Sami Kohen

Sami Kohen

skohen@milliyet.com.tr

Tüm Yazıları
Haberin Devamı


Kıbrıs görüşmelerinin ikinci turunun bitiminde Türk ve Rum tarafının paylaştığı tek görüş, şimdiye kadar çözüm yönünde herhangi bir ilerleme kaydedilmemiş olmasıdır!
Denktaş - Klerides görüşmelerini yakından izleyen BM ve diğer ilgili ülke temsilcilerinin de kanısı bu.
Şimdi umutlar, nisan ayı ortalarında yapılacak üçüncü turda...
Ocak ayında başlayan "yüz yüze görüşmeler"in ilk turunda tarafların pozisyonlarını ortaya koydukları, ikinci turda daha ayrıntılı olarak görüşlerini (yazılı olarak da) açıkladıkları ve tartıştıkları dikkate alınırsa, artık üçüncü turda "al - ver" esasına dayalı daha kapsamlı pazarlıkların yapılması gerekiyor.
Ancak şimdiye kadar konuşulanlara bakıldığında, açıkçası uzlaşma şansı hiç de parlak görünmüyor...
* * *
HER şey, iki tarafın da "olmazsa olmaz" saydığı ve ısrarla savunduğu temel pozisyonlarında düğümleniyor.
Türk tarafı çözümün mutlaka iki ayrı ve egemen varlığa dayanması şartını öne sürüyor. Denktaş son toplantıda, iki hafta önce Sırbistan ile Karadağ arasında varılan anlaşmayı örnek olarak gösterdi.

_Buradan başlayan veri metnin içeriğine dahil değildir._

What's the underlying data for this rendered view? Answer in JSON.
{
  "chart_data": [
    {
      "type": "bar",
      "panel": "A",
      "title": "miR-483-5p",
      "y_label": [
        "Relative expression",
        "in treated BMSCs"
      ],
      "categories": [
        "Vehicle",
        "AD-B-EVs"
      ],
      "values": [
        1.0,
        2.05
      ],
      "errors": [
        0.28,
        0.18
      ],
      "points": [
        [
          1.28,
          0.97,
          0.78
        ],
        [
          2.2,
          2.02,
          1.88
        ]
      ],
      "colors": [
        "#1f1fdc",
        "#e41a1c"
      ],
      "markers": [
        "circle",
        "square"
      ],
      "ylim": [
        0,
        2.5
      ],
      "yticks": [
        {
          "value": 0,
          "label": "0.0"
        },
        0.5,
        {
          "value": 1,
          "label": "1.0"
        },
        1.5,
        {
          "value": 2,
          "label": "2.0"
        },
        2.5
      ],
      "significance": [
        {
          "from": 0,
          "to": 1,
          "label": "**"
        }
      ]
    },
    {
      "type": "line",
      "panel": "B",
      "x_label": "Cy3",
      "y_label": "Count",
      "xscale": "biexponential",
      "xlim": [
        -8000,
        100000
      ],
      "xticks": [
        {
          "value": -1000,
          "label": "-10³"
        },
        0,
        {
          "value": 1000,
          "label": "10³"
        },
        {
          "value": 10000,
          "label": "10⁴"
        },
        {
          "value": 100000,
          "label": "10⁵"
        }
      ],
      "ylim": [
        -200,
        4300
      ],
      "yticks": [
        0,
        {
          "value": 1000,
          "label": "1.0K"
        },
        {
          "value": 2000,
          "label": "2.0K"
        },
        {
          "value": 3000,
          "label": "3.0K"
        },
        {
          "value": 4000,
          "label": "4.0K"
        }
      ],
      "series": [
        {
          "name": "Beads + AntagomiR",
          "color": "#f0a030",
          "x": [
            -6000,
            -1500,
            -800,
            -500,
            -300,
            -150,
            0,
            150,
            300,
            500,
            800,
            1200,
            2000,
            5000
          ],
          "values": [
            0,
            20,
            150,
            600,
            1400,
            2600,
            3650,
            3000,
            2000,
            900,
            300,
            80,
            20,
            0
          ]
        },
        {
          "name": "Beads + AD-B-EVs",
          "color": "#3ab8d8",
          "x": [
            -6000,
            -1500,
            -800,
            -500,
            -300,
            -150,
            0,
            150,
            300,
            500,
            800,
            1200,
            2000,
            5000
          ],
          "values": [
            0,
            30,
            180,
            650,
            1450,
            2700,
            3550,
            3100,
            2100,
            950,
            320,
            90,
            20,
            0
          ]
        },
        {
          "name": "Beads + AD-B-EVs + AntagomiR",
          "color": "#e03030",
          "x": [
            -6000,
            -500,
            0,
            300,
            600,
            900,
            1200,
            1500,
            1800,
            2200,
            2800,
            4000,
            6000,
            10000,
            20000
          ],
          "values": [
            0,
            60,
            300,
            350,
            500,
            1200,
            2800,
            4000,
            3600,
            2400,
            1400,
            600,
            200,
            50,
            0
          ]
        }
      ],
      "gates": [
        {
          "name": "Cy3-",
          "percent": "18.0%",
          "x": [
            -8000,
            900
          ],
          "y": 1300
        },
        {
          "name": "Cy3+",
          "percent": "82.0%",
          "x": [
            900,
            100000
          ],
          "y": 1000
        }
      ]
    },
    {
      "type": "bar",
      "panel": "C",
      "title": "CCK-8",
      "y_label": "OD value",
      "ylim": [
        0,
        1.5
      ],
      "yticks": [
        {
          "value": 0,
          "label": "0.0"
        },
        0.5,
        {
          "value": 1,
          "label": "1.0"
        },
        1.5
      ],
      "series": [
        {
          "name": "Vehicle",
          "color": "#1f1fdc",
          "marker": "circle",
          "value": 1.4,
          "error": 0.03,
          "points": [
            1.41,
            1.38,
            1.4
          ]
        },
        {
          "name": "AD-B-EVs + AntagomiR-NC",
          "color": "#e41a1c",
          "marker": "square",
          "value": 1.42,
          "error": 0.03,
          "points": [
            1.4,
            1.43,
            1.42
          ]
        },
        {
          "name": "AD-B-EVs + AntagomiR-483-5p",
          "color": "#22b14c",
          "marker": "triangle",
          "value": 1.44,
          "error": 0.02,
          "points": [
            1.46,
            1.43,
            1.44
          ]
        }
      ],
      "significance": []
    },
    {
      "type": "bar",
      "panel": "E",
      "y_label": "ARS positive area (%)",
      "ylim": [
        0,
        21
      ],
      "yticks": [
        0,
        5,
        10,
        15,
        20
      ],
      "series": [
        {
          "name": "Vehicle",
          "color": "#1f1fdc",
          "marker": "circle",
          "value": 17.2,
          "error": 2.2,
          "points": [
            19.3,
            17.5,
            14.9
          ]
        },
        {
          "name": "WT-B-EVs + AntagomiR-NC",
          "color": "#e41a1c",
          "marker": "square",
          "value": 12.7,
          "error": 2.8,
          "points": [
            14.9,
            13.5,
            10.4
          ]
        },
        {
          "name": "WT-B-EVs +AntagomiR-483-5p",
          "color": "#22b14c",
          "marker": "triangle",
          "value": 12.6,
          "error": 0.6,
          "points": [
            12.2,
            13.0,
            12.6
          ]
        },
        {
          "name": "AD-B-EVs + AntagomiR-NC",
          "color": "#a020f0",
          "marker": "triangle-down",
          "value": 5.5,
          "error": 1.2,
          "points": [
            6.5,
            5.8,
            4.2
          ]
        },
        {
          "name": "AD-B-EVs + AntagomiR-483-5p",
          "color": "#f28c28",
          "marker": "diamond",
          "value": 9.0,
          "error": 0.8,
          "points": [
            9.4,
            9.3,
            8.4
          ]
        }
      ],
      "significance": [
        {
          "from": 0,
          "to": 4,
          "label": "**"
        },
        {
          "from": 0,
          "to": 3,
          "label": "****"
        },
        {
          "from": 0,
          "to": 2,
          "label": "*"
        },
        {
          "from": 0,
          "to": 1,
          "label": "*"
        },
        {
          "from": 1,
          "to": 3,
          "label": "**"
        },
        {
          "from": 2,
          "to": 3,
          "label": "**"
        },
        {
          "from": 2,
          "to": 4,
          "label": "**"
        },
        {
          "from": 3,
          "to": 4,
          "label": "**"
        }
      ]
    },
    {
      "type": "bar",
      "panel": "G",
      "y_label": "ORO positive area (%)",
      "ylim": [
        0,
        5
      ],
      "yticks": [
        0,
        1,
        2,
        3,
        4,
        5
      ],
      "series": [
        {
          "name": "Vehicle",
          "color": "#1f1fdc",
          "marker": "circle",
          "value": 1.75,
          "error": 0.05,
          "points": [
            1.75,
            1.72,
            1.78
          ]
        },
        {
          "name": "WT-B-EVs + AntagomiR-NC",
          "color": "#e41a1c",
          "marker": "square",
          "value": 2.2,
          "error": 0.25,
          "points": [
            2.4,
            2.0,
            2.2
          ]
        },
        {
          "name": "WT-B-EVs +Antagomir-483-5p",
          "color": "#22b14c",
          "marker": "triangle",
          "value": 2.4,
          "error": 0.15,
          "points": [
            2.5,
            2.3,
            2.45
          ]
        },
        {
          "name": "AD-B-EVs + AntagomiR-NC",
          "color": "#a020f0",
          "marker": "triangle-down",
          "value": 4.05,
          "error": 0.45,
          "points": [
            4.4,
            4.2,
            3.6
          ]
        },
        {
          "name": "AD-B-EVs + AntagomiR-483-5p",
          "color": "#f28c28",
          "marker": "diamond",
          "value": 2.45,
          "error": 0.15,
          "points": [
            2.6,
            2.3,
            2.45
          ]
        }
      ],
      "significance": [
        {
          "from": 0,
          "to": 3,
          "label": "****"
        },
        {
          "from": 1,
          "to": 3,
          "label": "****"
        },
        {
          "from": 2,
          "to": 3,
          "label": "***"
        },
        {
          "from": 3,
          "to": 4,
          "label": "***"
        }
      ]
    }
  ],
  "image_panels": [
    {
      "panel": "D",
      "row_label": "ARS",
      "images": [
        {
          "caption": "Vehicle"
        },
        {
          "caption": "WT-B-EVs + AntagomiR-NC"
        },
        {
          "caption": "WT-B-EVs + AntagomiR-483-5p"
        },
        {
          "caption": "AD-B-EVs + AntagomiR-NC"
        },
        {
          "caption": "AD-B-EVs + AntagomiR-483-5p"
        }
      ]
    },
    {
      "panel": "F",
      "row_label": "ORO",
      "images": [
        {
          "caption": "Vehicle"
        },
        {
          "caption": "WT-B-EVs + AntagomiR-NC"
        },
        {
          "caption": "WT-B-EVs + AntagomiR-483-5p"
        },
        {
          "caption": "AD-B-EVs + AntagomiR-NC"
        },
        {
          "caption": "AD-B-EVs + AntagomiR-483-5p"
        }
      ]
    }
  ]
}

Bu "model", var olan iki ayrı "devletin" kendi geniş özerkliklerini koruyarak "birlik" kurmasının pekala mümkün olduğunu gösteriyor.
Ancak Rum tarafı, Kıbrıs devletinin - iki özerk kesimliliğini kabul etmekle beraber - üniter yapısı üzerinde ısrarlı. Klerides Sırp - Karadağ gibi modellere ve iki ayrı unsurun eşit olarak bir araya gelmesi konseptine karşı çıkıyor.
İkinci turda tartışılan devletin anayasal yapısından toprak konusuna kadar çeşitli sorunlar, dönüp dolaşıp hep bu temel meseleye takıldı kaldı.
Üçüncü veya daha sonraki turlarda da eğer bu temel konuda mutabakata varılamazsa, sorunun diğer unsurları üzerinde topyekün bir uzlaşma (yani çözüm) sağlanamaz...
* * *
YENİ görüşme sürecinin başında haziran ayına kadar gözle görülür bir ilerleme olacağı umudu ile toplantıların o tarihe kadar devam etmesi planlanmıştı.
Haziran ayının telaffuz edilmesinin bir nedeni de, bu tarihten sonra, AB'nin Güney Kıbrıs'ı (yıl sonunda) üyeliğe kabul edip etmeyeceği konusundaki son kararını vermesi ile ilgilidir.
Son iki üç hafta zarfında Günter Verheugen başta olmak üzere AB yetkililerinin ve aralarında dönem başkanı İspanya dahil çeşitli AB ülkeleri liderlerinin yaptıkları konuşmalar, en azından şu anda, "çözüm olsun olmasın Kıbrıs'ın üyeliği"nin onaylanması eğiliminin ağır basmakta olduğunu gösteriyor.
* * *
EĞER bu olursa, böyle bir kararın nelere yol açabileceği artık herkesçe biliniyor.
Kuşkusuz AB'nin böyle bir tavrının ciddi "yan etkileri"nden biri de, Türkiye - AB ilişkilerinin nereye varacağı belli olmayan bir krize sürüklenmesi olur. Bu da şunu gösteriyor: Türkiye - AB müzakere sürecinin başlamasını belirleyecek tek konu, "Kopenhag kriterleri" sorunu değildir. Türkiye'nin bu yönde attığı adımlar (örneğin hafta içinde Meclis'in ikinci "uyum paketi"ni onaylaması gibi) üyelik müzakereleri yolunu açmak için çok önemli. Ama öyle anlaşılıyor ki, AB bu alanda yapılanları tatminkar saysa dahi, Kıbrıs sorunu bu yolda bir engel olarak ortaya çıkacaktır.
Yeter ki, AB Kıbrıs'la ilgili tavrını değiştirsin. Ancak bu da en azından şimdilik pek olası görünmüyor...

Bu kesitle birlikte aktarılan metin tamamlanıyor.